You forgot to mention these failed predictions. The only prediction you mentioned, is the only one which has not yet failed. The other predictions have all been forgotten–not just by you, but by everyone in the peak oil movement.
-Tom S
Lars-Eric Bjerke
December 25, 2012
Michael,
Thanks for the excellent translations of Kjell´s blog. I know of course that oil is of utmost importance for the economy. As I wrote above the Swedish oil bill is 1.4 % of the BNP. For Italy with a BNP of 2200 G$ it is 2.5 % of the BNP. In a normal EU economy this corresponds to the yearly BNP growth. Are your sure that we will have such difficulties to adopt to exspected increases in oil prices.
evolvESustain
December 28, 2012
Reblogged this on evolvESustain.
Lars-Eric Bjerke
December 30, 2012
Kjell och Michael,
Här är en länk som jag hittade. Den ger en sammanställning av olika studier av en oljeprishöjnings påverkan på USAs ekonomi, Sammanfattningsvis ger 10 % oljeprishöjning en påverka på BNP av -0,2 till -0,6 %.
http://blogs.cfr.org/levi/2012/12/28/an-update-to-the-eias-2006-survey-of-estimates-of-the-effect-of-oil-prices-on-the-u-s-economy/
Lars-Eric Bjerke
January 8, 2013
Tom S, you wrote:
“You forgot to mention these failed predictions. The only prediction you mentioned, is the only one which has not yet failed. The other predictions have all been forgotten–not just by you, but by everyone in the peak oil movement.”

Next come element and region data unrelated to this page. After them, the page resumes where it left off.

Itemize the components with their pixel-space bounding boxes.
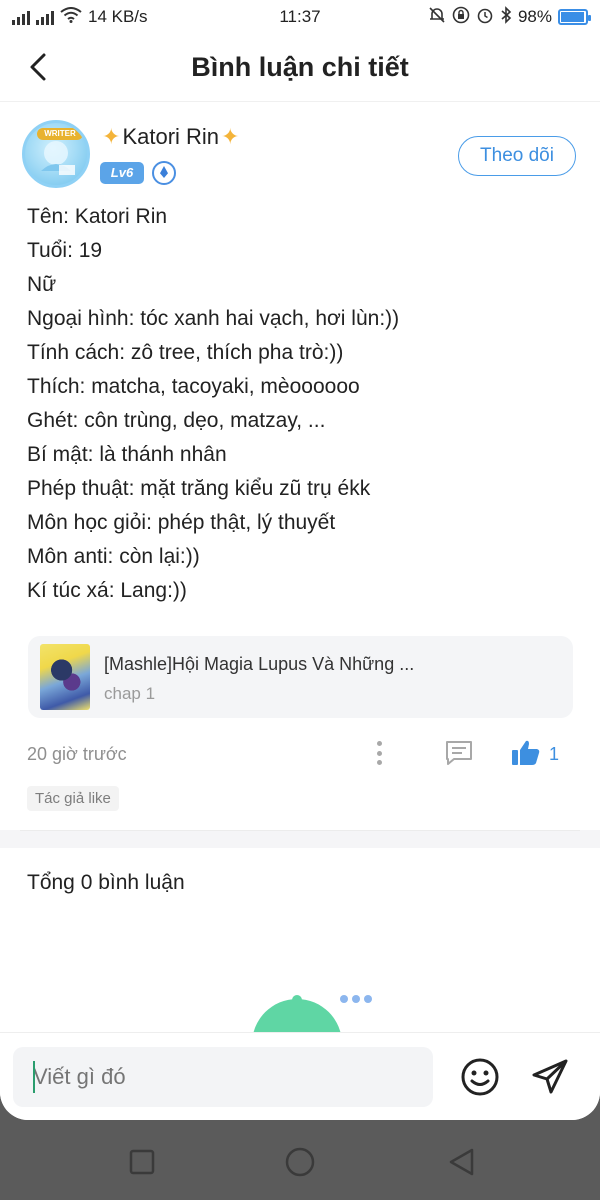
app-header: Bình luận chi tiết (0, 34, 600, 102)
back-arrow-icon[interactable] (22, 50, 56, 84)
back-triangle-nav-icon[interactable] (446, 1146, 478, 1178)
author-name-text: Katori Rin (122, 124, 220, 149)
comment-composer (0, 1032, 600, 1120)
battery-percent: 98% (517, 7, 552, 26)
more-vertical-icon[interactable] (372, 739, 386, 767)
post-content: Tên: Katori Rin Tuổi: 19 Nữ Ngoại hình: … (27, 200, 580, 608)
signal-icon (12, 9, 30, 25)
like-count: 1 (549, 744, 560, 764)
content-line: Tính cách: zô tree, thích pha trò:)) (27, 341, 344, 364)
status-left: 14 KB/s (12, 6, 148, 28)
content-line: Môn học giỏi: phép thật, lý thuyết (27, 511, 336, 534)
avatar[interactable]: WRITER (22, 120, 90, 188)
battery-icon (558, 9, 591, 25)
sparkle-icon: ✦ (102, 124, 121, 149)
story-card[interactable]: [Mashle]Hội Magia Lupus Và Những ... cha… (28, 636, 573, 718)
content-line: Phép thuật: mặt trăng kiểu zũ trụ ékk (27, 477, 371, 500)
page-title: Bình luận chi tiết (191, 52, 409, 82)
send-icon[interactable] (530, 1057, 570, 1097)
story-chapter: chap 1 (104, 684, 156, 703)
bluetooth-icon (500, 5, 512, 29)
status-right: 98% (428, 5, 591, 29)
content-line: Ghét: côn trùng, dẹo, matzay, ... (27, 409, 326, 432)
comment-input[interactable] (13, 1047, 433, 1107)
bell-off-icon (428, 6, 446, 29)
home-circle-nav-icon[interactable] (284, 1146, 316, 1178)
square-nav-icon[interactable] (126, 1146, 158, 1178)
content-line: Tuổi: 19 (27, 239, 103, 262)
typing-dots-icon (340, 995, 372, 1003)
post-meta-row: 20 giờ trước 1 (27, 735, 576, 775)
sparkle-icon: ✦ (221, 124, 240, 149)
wifi-icon (60, 6, 82, 28)
follow-button[interactable]: Theo dõi (458, 136, 576, 176)
level-badge: Lv6 (100, 162, 144, 184)
story-cover (40, 644, 90, 710)
thumbs-up-icon[interactable] (511, 739, 541, 767)
emoji-icon[interactable] (460, 1057, 500, 1097)
alarm-icon (476, 6, 494, 29)
app-screen: 14 KB/s 11:37 98% Bình luận chi tiết WRI… (0, 0, 600, 1120)
content-line: Môn anti: còn lại:)) (27, 545, 200, 568)
status-bar: 14 KB/s 11:37 98% (0, 0, 600, 34)
status-time: 11:37 (279, 7, 321, 26)
author-liked-tag: Tác giả like (27, 786, 119, 811)
author-row: WRITER ✦ Katori Rin ✦ Lv6 Theo dõi (20, 120, 576, 192)
lock-rotation-icon (452, 6, 470, 29)
comment-icon[interactable] (444, 739, 474, 767)
vip-badge-icon (152, 161, 176, 185)
section-divider (0, 830, 600, 848)
story-title: [Mashle]Hội Magia Lupus Và Những ... (104, 654, 415, 674)
network-speed: 14 KB/s (88, 7, 148, 26)
post-time: 20 giờ trước (27, 744, 127, 764)
comment-total: Tổng 0 bình luận (27, 871, 185, 894)
content-line: Kí túc xá: Lang:)) (27, 579, 187, 602)
content-line: Nữ (27, 273, 57, 296)
signal-icon-2 (36, 9, 54, 25)
content-line: Ngoại hình: tóc xanh hai vạch, hơi lùn:)… (27, 307, 400, 330)
content-line: Tên: Katori Rin (27, 205, 168, 228)
content-line: Thích: matcha, tacoyaki, mèoooooo (27, 375, 360, 398)
author-name[interactable]: ✦ Katori Rin ✦ (102, 124, 239, 150)
system-nav-bar (0, 1120, 600, 1200)
content-line: Bí mật: là thánh nhân (27, 443, 227, 466)
battery-fill (561, 12, 585, 22)
text-caret (33, 1061, 35, 1093)
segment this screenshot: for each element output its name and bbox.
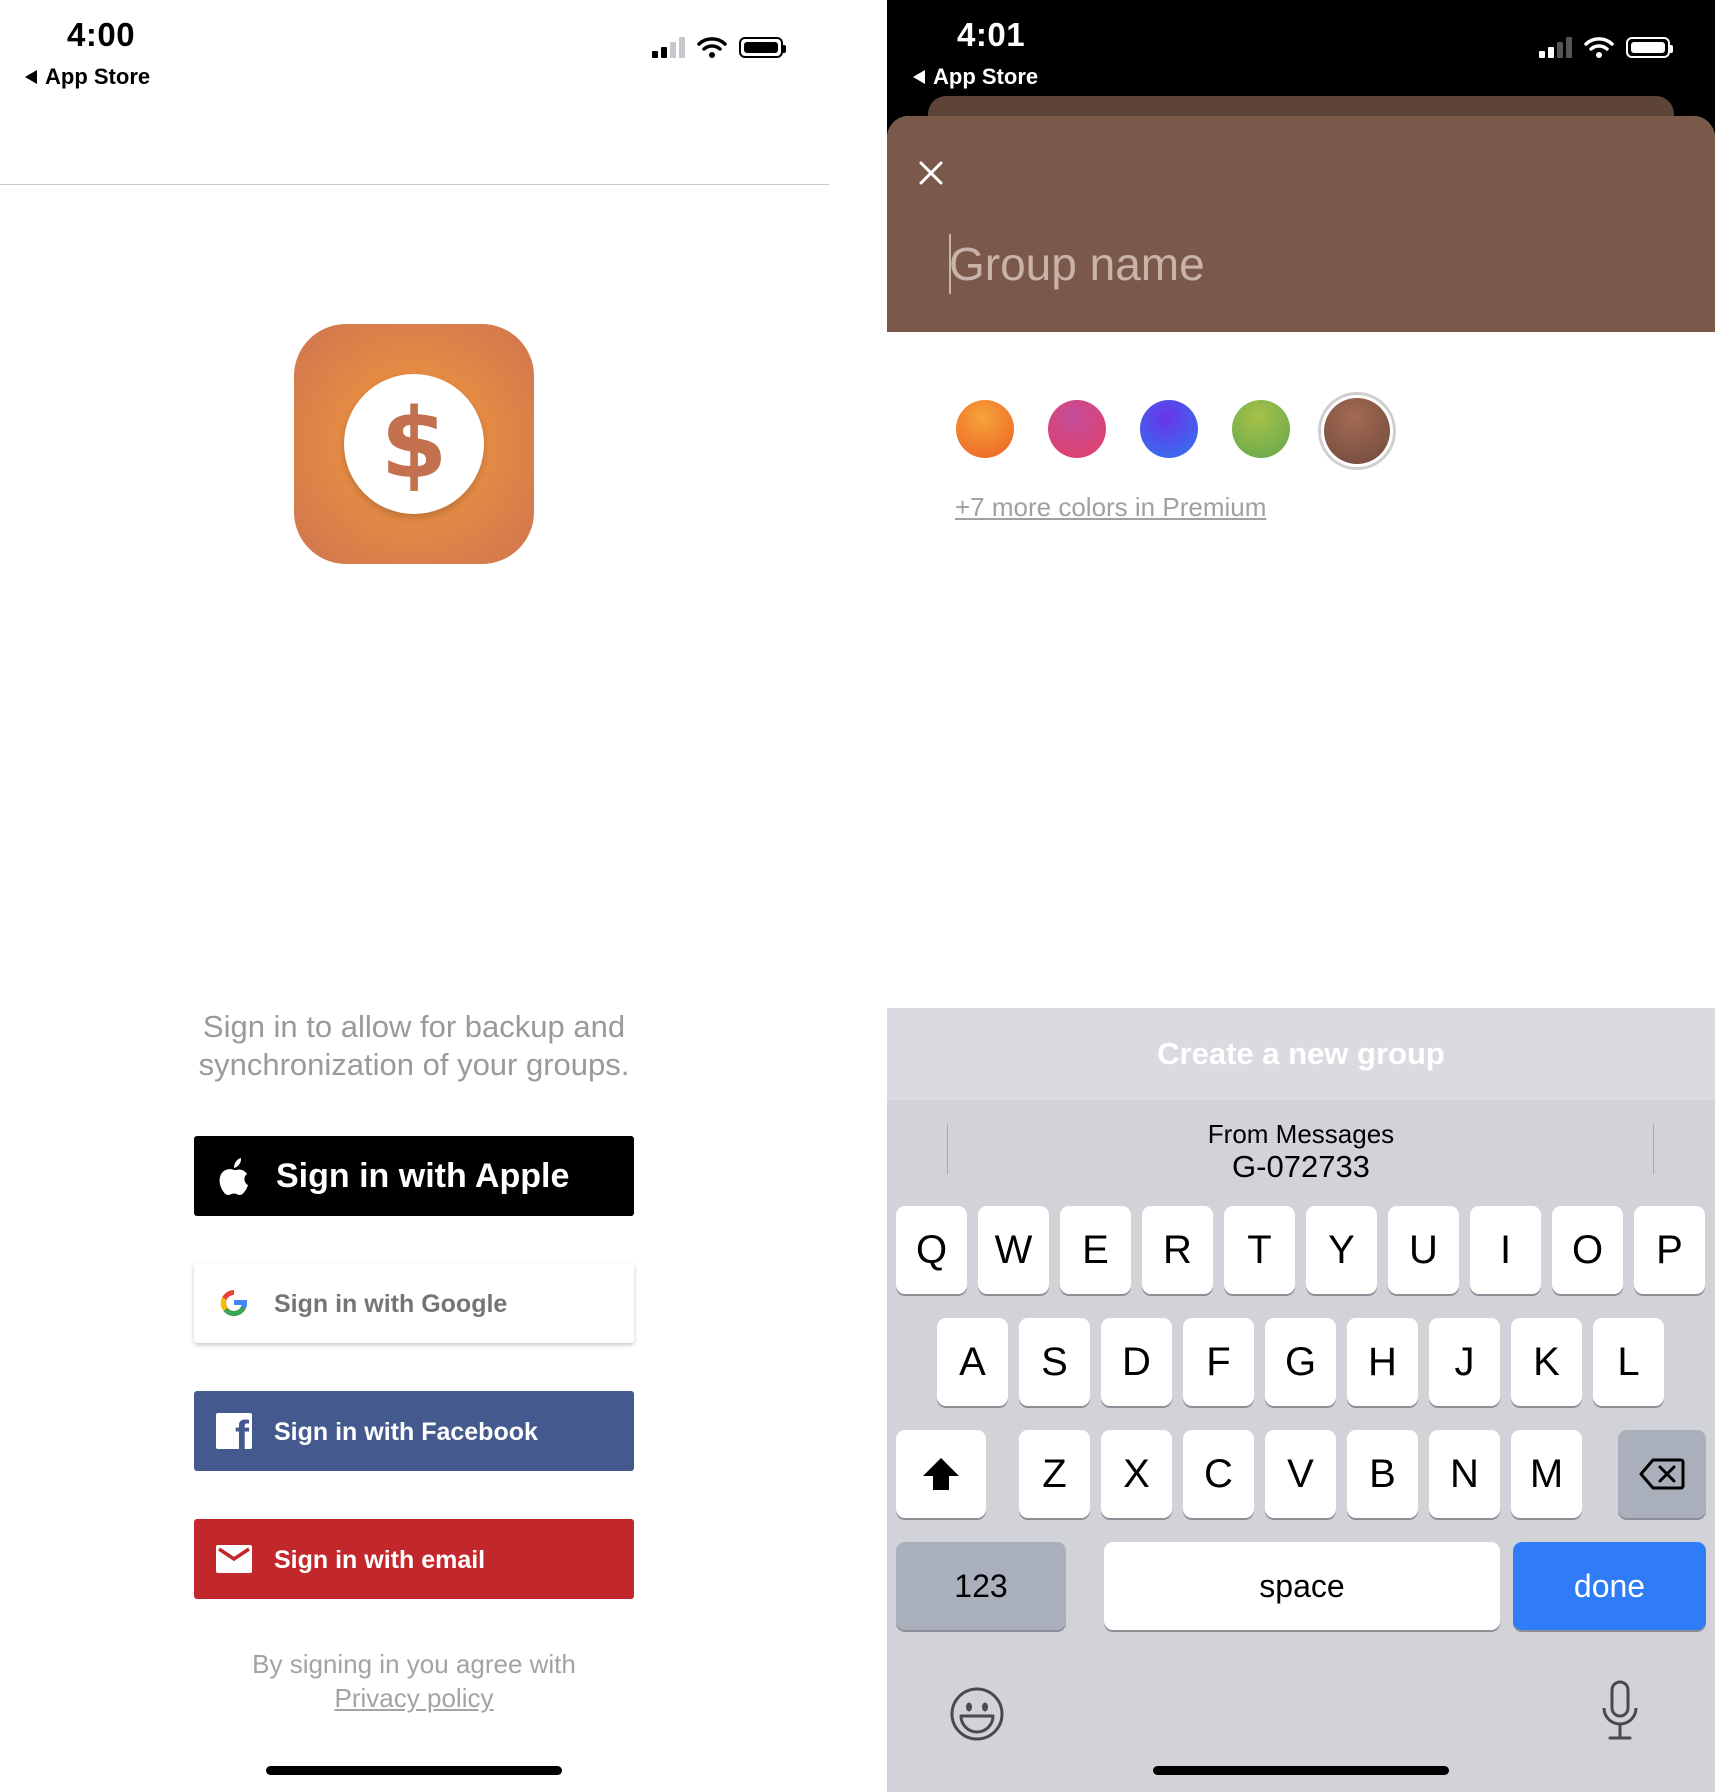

I only commented the incorrect statements about the organisation ASPO you made. Of course I recognize that are many predictions from various parties about future oil production that have shown to be wrong and I am not saying that the first prediction ASPO made in 2002 will show to be correct. However the prediction of 85 Mbl/d by 2010 (oil as defined by BP) I believe was fairly good. Do you know a better prediction at that time? It is also my opinion that it is the duty of departments of earth sciences at our universities to study depletion of limited raw materials and make society aware of the limitations they have found, and of course humbly recognize that they might be proven wrong.